This work addresses the challenges of poor scalability and slow convergence in probabilistic computing hardware for solving the highly connected NP-hard problem of MIMO detection. The authors propose a graph sparsification-based replicated-variable approach combined with a two-dimensional parallel tempering (2D-PT) algorithm, implemented as a fully on-chip parallel p-bit solver on an FPGA. By enabling simultaneous parallel replica exchanges across both temperature and constraint dimensions, the architecture achieves significantly accelerated convergence without requiring manual parameter tuning. Evaluated on a 128-node system, the solver achieves an end-to-end latency of only 4.7 ms with a bit error rate outperforming conventional linear detectors. Projected 7 nm ASIC implementation estimates indicate power consumption below 200 mW at an operating frequency of approximately 90 MHz, offering an efficient and scalable hardware solution for dense combinatorial optimization problems.

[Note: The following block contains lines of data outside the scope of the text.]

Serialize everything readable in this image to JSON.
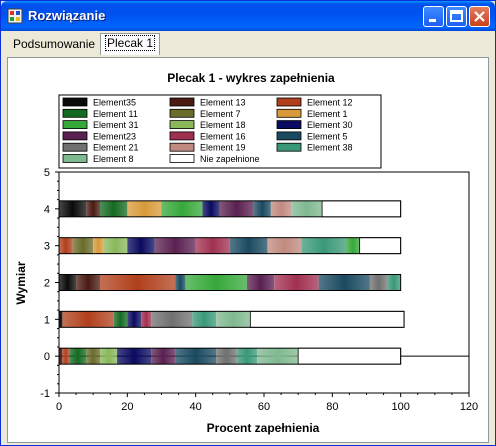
{
  "window": {
    "title": "Rozwiązanie",
    "minimize_icon": "minimize-icon",
    "maximize_icon": "maximize-icon",
    "close_icon": "close-icon"
  },
  "tabs": [
    {
      "label": "Podsumowanie"
    },
    {
      "label": "Plecak 1"
    }
  ],
  "chart_data": {
    "type": "bar",
    "orientation": "horizontal-stacked",
    "title": "Plecak 1 - wykres zapełnienia",
    "xlabel": "Procent zapełnienia",
    "ylabel": "Wymiar",
    "xlim": [
      0,
      120
    ],
    "ylim": [
      -1,
      5
    ],
    "xticks": [
      "0",
      "20",
      "40",
      "60",
      "80",
      "100",
      "120"
    ],
    "yticks": [
      "-1",
      "0",
      "1",
      "2",
      "3",
      "4",
      "5"
    ],
    "grid": false,
    "legend_position": "top",
    "legend": [
      {
        "name": "Element35",
        "color": "#0a0a0a"
      },
      {
        "name": "Element 13",
        "color": "#4a1a12"
      },
      {
        "name": "Element 12",
        "color": "#b0401c"
      },
      {
        "name": "Element 11",
        "color": "#156a22"
      },
      {
        "name": "Element 7",
        "color": "#6b6b2a"
      },
      {
        "name": "Element 1",
        "color": "#d89a3a"
      },
      {
        "name": "Element 31",
        "color": "#36a83a"
      },
      {
        "name": "Element 18",
        "color": "#8ab85a"
      },
      {
        "name": "Element 30",
        "color": "#0a0a60"
      },
      {
        "name": "Element23",
        "color": "#5a2050"
      },
      {
        "name": "Element 16",
        "color": "#a03050"
      },
      {
        "name": "Element 5",
        "color": "#1a4a60"
      },
      {
        "name": "Element 21",
        "color": "#707070"
      },
      {
        "name": "Element 19",
        "color": "#c08a80"
      },
      {
        "name": "Element 38",
        "color": "#3a9878"
      },
      {
        "name": "Element 8",
        "color": "#80b890"
      },
      {
        "name": "Nie zapełnione",
        "color": "#ffffff"
      }
    ],
    "series": [
      {
        "dimension": 0,
        "segments": [
          {
            "element": "Element 13",
            "value": 1
          },
          {
            "element": "Element 12",
            "value": 2
          },
          {
            "element": "Element 11",
            "value": 5
          },
          {
            "element": "Element 7",
            "value": 4
          },
          {
            "element": "Element 18",
            "value": 5
          },
          {
            "element": "Element 30",
            "value": 10
          },
          {
            "element": "Element23",
            "value": 7
          },
          {
            "element": "Element 5",
            "value": 12
          },
          {
            "element": "Element 21",
            "value": 6
          },
          {
            "element": "Element 38",
            "value": 6
          },
          {
            "element": "Element 8",
            "value": 12
          },
          {
            "element": "Nie zapełnione",
            "value": 30
          }
        ]
      },
      {
        "dimension": 1,
        "segments": [
          {
            "element": "Element35",
            "value": 1
          },
          {
            "element": "Element 12",
            "value": 15
          },
          {
            "element": "Element 11",
            "value": 4
          },
          {
            "element": "Element 30",
            "value": 4
          },
          {
            "element": "Element 16",
            "value": 3
          },
          {
            "element": "Element 21",
            "value": 12
          },
          {
            "element": "Element 38",
            "value": 7
          },
          {
            "element": "Element 8",
            "value": 10
          },
          {
            "element": "Nie zapełnione",
            "value": 45
          }
        ]
      },
      {
        "dimension": 2,
        "segments": [
          {
            "element": "Element35",
            "value": 5
          },
          {
            "element": "Element 13",
            "value": 7
          },
          {
            "element": "Element 12",
            "value": 22
          },
          {
            "element": "Element 5",
            "value": 3
          },
          {
            "element": "Element 31",
            "value": 18
          },
          {
            "element": "Element23",
            "value": 8
          },
          {
            "element": "Element 16",
            "value": 13
          },
          {
            "element": "Element 5",
            "value": 15
          },
          {
            "element": "Element 21",
            "value": 5
          },
          {
            "element": "Element 38",
            "value": 4
          }
        ]
      },
      {
        "dimension": 3,
        "segments": [
          {
            "element": "Element 12",
            "value": 4
          },
          {
            "element": "Element 7",
            "value": 6
          },
          {
            "element": "Element 1",
            "value": 3
          },
          {
            "element": "Element 18",
            "value": 7
          },
          {
            "element": "Element 30",
            "value": 8
          },
          {
            "element": "Element23",
            "value": 12
          },
          {
            "element": "Element 16",
            "value": 10
          },
          {
            "element": "Element 5",
            "value": 11
          },
          {
            "element": "Element 19",
            "value": 10
          },
          {
            "element": "Element 38",
            "value": 13
          },
          {
            "element": "Element 31",
            "value": 4
          },
          {
            "element": "Nie zapełnione",
            "value": 12
          }
        ]
      },
      {
        "dimension": 4,
        "segments": [
          {
            "element": "Element35",
            "value": 8
          },
          {
            "element": "Element 13",
            "value": 4
          },
          {
            "element": "Element 11",
            "value": 8
          },
          {
            "element": "Element 1",
            "value": 10
          },
          {
            "element": "Element 31",
            "value": 12
          },
          {
            "element": "Element 30",
            "value": 5
          },
          {
            "element": "Element23",
            "value": 10
          },
          {
            "element": "Element 5",
            "value": 5
          },
          {
            "element": "Element 19",
            "value": 6
          },
          {
            "element": "Element 8",
            "value": 9
          },
          {
            "element": "Nie zapełnione",
            "value": 23
          }
        ]
      }
    ]
  }
}
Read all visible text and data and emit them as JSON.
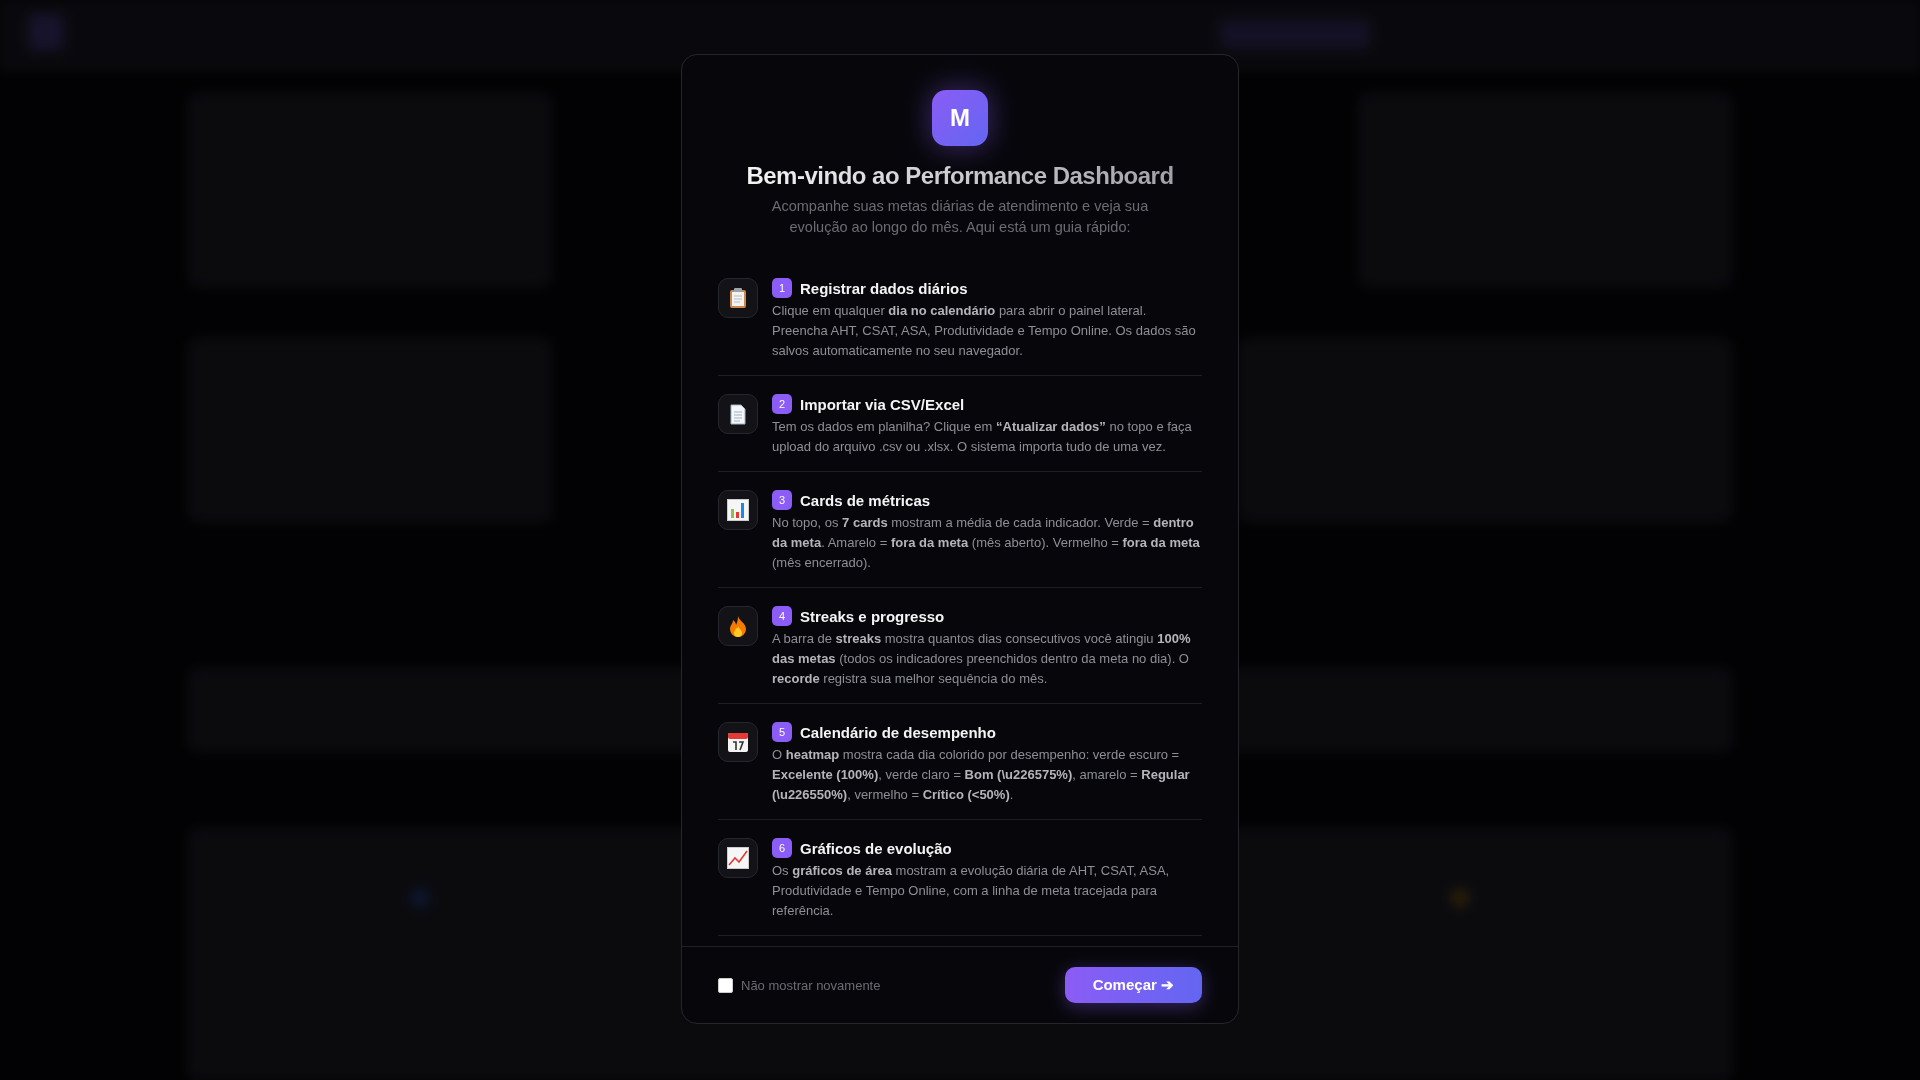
{
  "modal": {
    "logo": "M",
    "title": "Bem-vindo ao Performance Dashboard",
    "subtitle": "Acompanhe suas metas diárias de atendimento e veja sua evolução ao longo do mês. Aqui está um guia rápido:",
    "steps": [
      {
        "number": "1",
        "kind": "clipboard",
        "title": "Registrar dados diários",
        "text": "Clique em qualquer **dia no calendário** para abrir o painel lateral. Preencha AHT, CSAT, ASA, Produtividade e Tempo Online. Os dados são salvos automaticamente no seu navegador."
      },
      {
        "number": "2",
        "kind": "document",
        "title": "Importar via CSV/Excel",
        "text": "Tem os dados em planilha? Clique em **“Atualizar dados”** no topo e faça upload do arquivo .csv ou .xlsx. O sistema importa tudo de uma vez."
      },
      {
        "number": "3",
        "kind": "bars",
        "title": "Cards de métricas",
        "text": "No topo, os **7 cards** mostram a média de cada indicador. Verde = **dentro da meta**. Amarelo = **fora da meta** (mês aberto). Vermelho = **fora da meta** (mês encerrado)."
      },
      {
        "number": "4",
        "kind": "flame",
        "title": "Streaks e progresso",
        "text": "A barra de **streaks** mostra quantos dias consecutivos você atingiu **100% das metas** (todos os indicadores preenchidos dentro da meta no dia). O **recorde** registra sua melhor sequência do mês."
      },
      {
        "number": "5",
        "kind": "calendar",
        "title": "Calendário de desempenho",
        "text": "O **heatmap** mostra cada dia colorido por desempenho: verde escuro = **Excelente (100%)**, verde claro = **Bom (\\u226575%)**, amarelo = **Regular (\\u226550%)**, vermelho = **Crítico (<50%)**."
      },
      {
        "number": "6",
        "kind": "linechart",
        "title": "Gráficos de evolução",
        "text": "Os **gráficos de área** mostram a evolução diária de AHT, CSAT, ASA, Produtividade e Tempo Online, com a linha de meta tracejada para referência."
      }
    ],
    "dont_show_again": {
      "label": "Não mostrar novamente",
      "checked": false
    },
    "start_button": "Começar ➔"
  }
}
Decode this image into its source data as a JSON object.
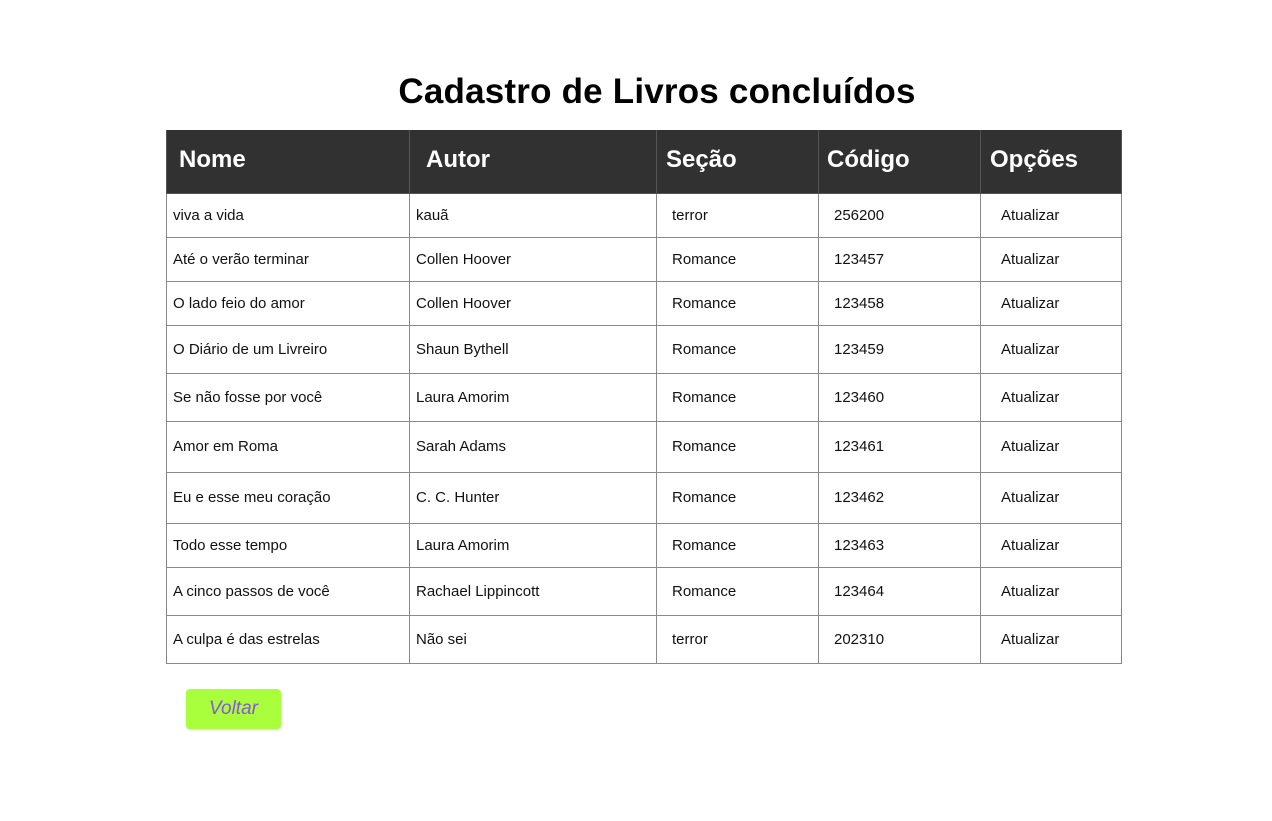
{
  "page": {
    "title": "Cadastro de Livros concluídos"
  },
  "table": {
    "headers": {
      "nome": "Nome",
      "autor": "Autor",
      "secao": "Seção",
      "codigo": "Código",
      "opcoes": "Opções"
    },
    "rows": [
      {
        "nome": "viva a vida",
        "autor": "kauã",
        "secao": "terror",
        "codigo": "256200",
        "acao": "Atualizar"
      },
      {
        "nome": "Até o verão terminar",
        "autor": "Collen Hoover",
        "secao": "Romance",
        "codigo": "123457",
        "acao": "Atualizar"
      },
      {
        "nome": "O lado feio do amor",
        "autor": "Collen Hoover",
        "secao": "Romance",
        "codigo": "123458",
        "acao": "Atualizar"
      },
      {
        "nome": "O Diário de um Livreiro",
        "autor": "Shaun Bythell",
        "secao": "Romance",
        "codigo": "123459",
        "acao": "Atualizar"
      },
      {
        "nome": "Se não fosse por você",
        "autor": "Laura Amorim",
        "secao": "Romance",
        "codigo": "123460",
        "acao": "Atualizar"
      },
      {
        "nome": "Amor em Roma",
        "autor": "Sarah Adams",
        "secao": "Romance",
        "codigo": "123461",
        "acao": "Atualizar"
      },
      {
        "nome": "Eu e esse meu coração",
        "autor": "C. C. Hunter",
        "secao": "Romance",
        "codigo": "123462",
        "acao": "Atualizar"
      },
      {
        "nome": "Todo esse tempo",
        "autor": "Laura Amorim",
        "secao": "Romance",
        "codigo": "123463",
        "acao": "Atualizar"
      },
      {
        "nome": "A cinco passos de você",
        "autor": "Rachael Lippincott",
        "secao": "Romance",
        "codigo": "123464",
        "acao": "Atualizar"
      },
      {
        "nome": "A culpa é das estrelas",
        "autor": "Não sei",
        "secao": "terror",
        "codigo": "202310",
        "acao": "Atualizar"
      }
    ]
  },
  "actions": {
    "back_label": "Voltar"
  },
  "colors": {
    "header_bg": "#313131",
    "back_button_bg": "#aaff3d",
    "back_button_text": "#8a55e0"
  }
}
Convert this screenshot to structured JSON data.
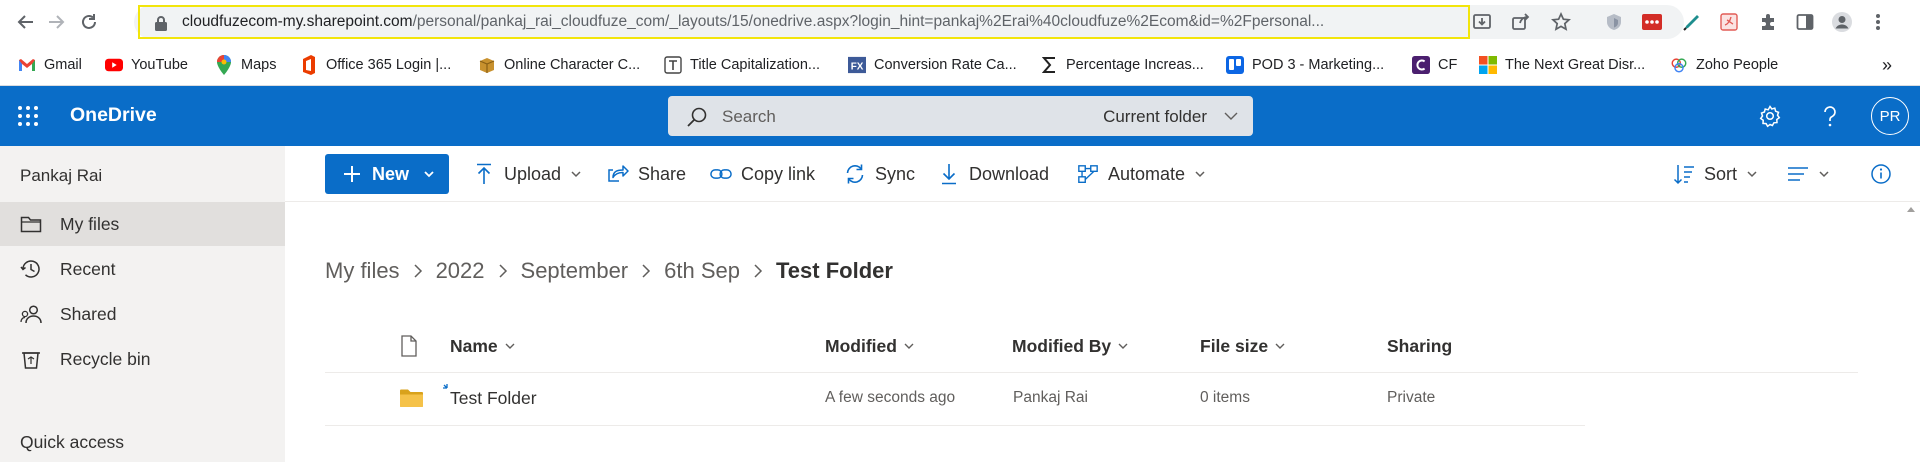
{
  "browser": {
    "url_domain": "cloudfuzecom-my.sharepoint.com",
    "url_path": "/personal/pankaj_rai_cloudfuze_com/_layouts/15/onedrive.aspx?login_hint=pankaj%2Erai%40cloudfuze%2Ecom&id=%2Fpersonal...",
    "bookmarks": [
      {
        "label": "Gmail",
        "icon": "gmail-icon"
      },
      {
        "label": "YouTube",
        "icon": "youtube-icon"
      },
      {
        "label": "Maps",
        "icon": "maps-icon"
      },
      {
        "label": "Office 365 Login |...",
        "icon": "office-icon"
      },
      {
        "label": "Online Character C...",
        "icon": "box-icon"
      },
      {
        "label": "Title Capitalization...",
        "icon": "title-icon"
      },
      {
        "label": "Conversion Rate Ca...",
        "icon": "fx-icon"
      },
      {
        "label": "Percentage Increas...",
        "icon": "sigma-icon"
      },
      {
        "label": "POD 3 - Marketing...",
        "icon": "trello-icon"
      },
      {
        "label": "CF",
        "icon": "cf-icon"
      },
      {
        "label": "The Next Great Disr...",
        "icon": "microsoft-icon"
      },
      {
        "label": "Zoho People",
        "icon": "zoho-icon"
      }
    ],
    "overflow": "»"
  },
  "suite": {
    "app_name": "OneDrive",
    "search_placeholder": "Search",
    "search_scope": "Current folder",
    "avatar_initials": "PR"
  },
  "leftnav": {
    "user_name": "Pankaj Rai",
    "items": [
      {
        "label": "My files",
        "active": true
      },
      {
        "label": "Recent"
      },
      {
        "label": "Shared"
      },
      {
        "label": "Recycle bin"
      }
    ],
    "quick_access": "Quick access"
  },
  "commandbar": {
    "new": "New",
    "upload": "Upload",
    "share": "Share",
    "copy_link": "Copy link",
    "sync": "Sync",
    "download": "Download",
    "automate": "Automate",
    "sort": "Sort"
  },
  "breadcrumb": [
    "My files",
    "2022",
    "September",
    "6th Sep",
    "Test Folder"
  ],
  "table": {
    "columns": {
      "name": "Name",
      "modified": "Modified",
      "modified_by": "Modified By",
      "file_size": "File size",
      "sharing": "Sharing"
    },
    "rows": [
      {
        "name": "Test Folder",
        "modified": "A few seconds ago",
        "modified_by": "Pankaj Rai",
        "file_size": "0 items",
        "sharing": "Private"
      }
    ]
  },
  "colors": {
    "brand": "#0A6DC8",
    "url_highlight": "#F2E50B",
    "folder": "#F0B429"
  }
}
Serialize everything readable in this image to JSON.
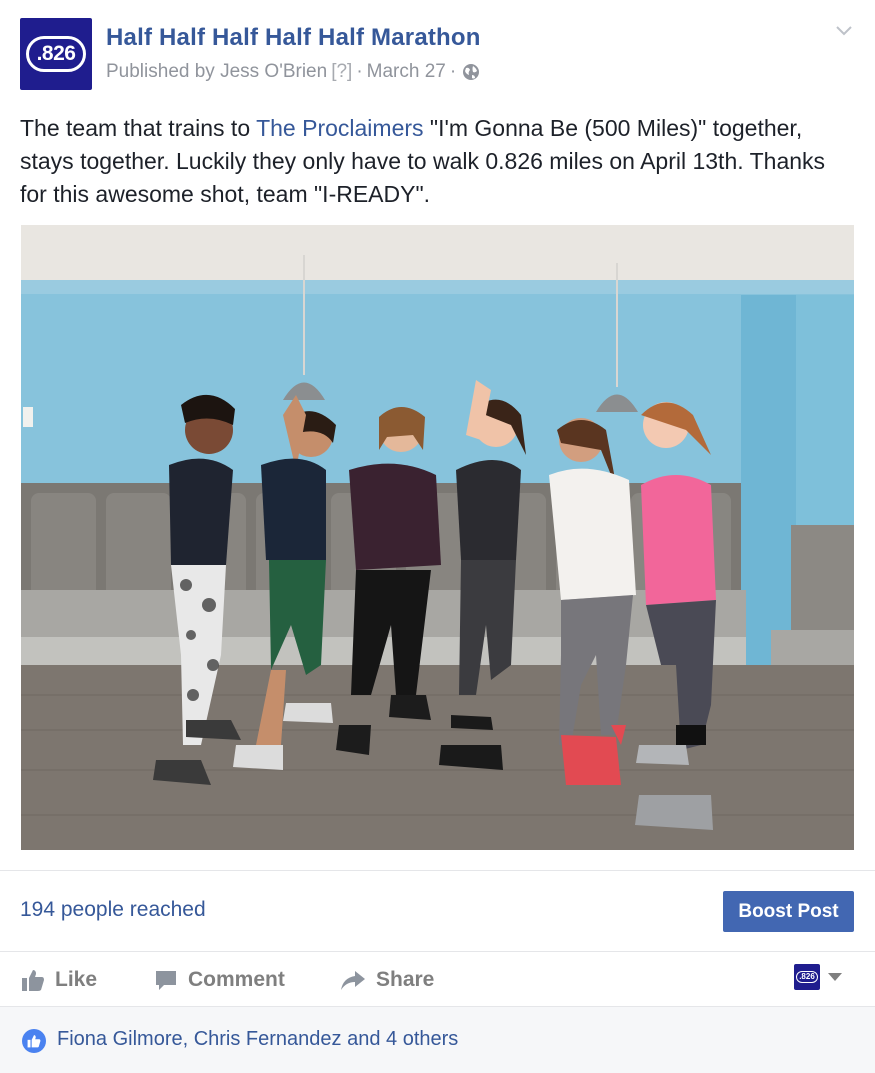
{
  "header": {
    "avatar_text": ".826",
    "page_name": "Half Half Half Half Half Marathon",
    "published_by": "Published by Jess O'Brien",
    "help_marker": "[?]",
    "separator": "·",
    "date": "March 27",
    "privacy_icon": "globe-icon",
    "menu_icon": "chevron-down-icon"
  },
  "post": {
    "text_before_link": "The team that trains to ",
    "link_text": "The Proclaimers",
    "text_after_link": " \"I'm Gonna Be (500 Miles)\" together, stays together. Luckily they only have to walk 0.826 miles on April 13th. Thanks for this awesome shot, team \"I-READY\"."
  },
  "insights": {
    "reach_text": "194 people reached",
    "boost_label": "Boost Post"
  },
  "actions": {
    "like_label": "Like",
    "comment_label": "Comment",
    "share_label": "Share",
    "page_switch_text": ".826"
  },
  "reactions": {
    "summary": "Fiona Gilmore, Chris Fernandez and 4 others"
  },
  "colors": {
    "link_blue": "#365899",
    "boost_blue": "#4267b2",
    "brand_navy": "#1f1d8e",
    "muted_gray": "#90949c"
  }
}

Probabilistic computers built from p-bits offer a promising path for combinatorial optimization, but the dense connectivity required by real-world problems scales poorly in hardware. Here, we address this through graph sparsification with auxiliary copy variables and demonstrate a fully on-chip parallel tempering solver on an FPGA. Targeting MIMO detection, a dense, NP-hard problem central to wireless communications, we fit 15 temperature replicas of a 128-node sparsified system (1,920 p-bits) entirely on-chip and achieve bit error rates significantly below conventional linear detectors. We report complete end-to-end solution times of 4.7 ms per instance, with all loading, sampling, readout, and verification overheads included. ASIC projections in 7 nm technology indicate about 90 MHz operation with less than 200 mW power dissipation, suggesting that massive parallelism across multiple chips could approach the throughput demands of next-generation wireless systems. However, sparsification introduces sensitivity to the copy-constraint strength. Employing Two-Dimensional Parallel Tempering (2D-PT), which exchanges replicas across both temperature and constraint dimensions, we demonstrate over 10X faster convergence without manual parameter tuning. These results establish an on-chip p-bit architecture and a scalable algorithmic framework for dense combinatorial optimization.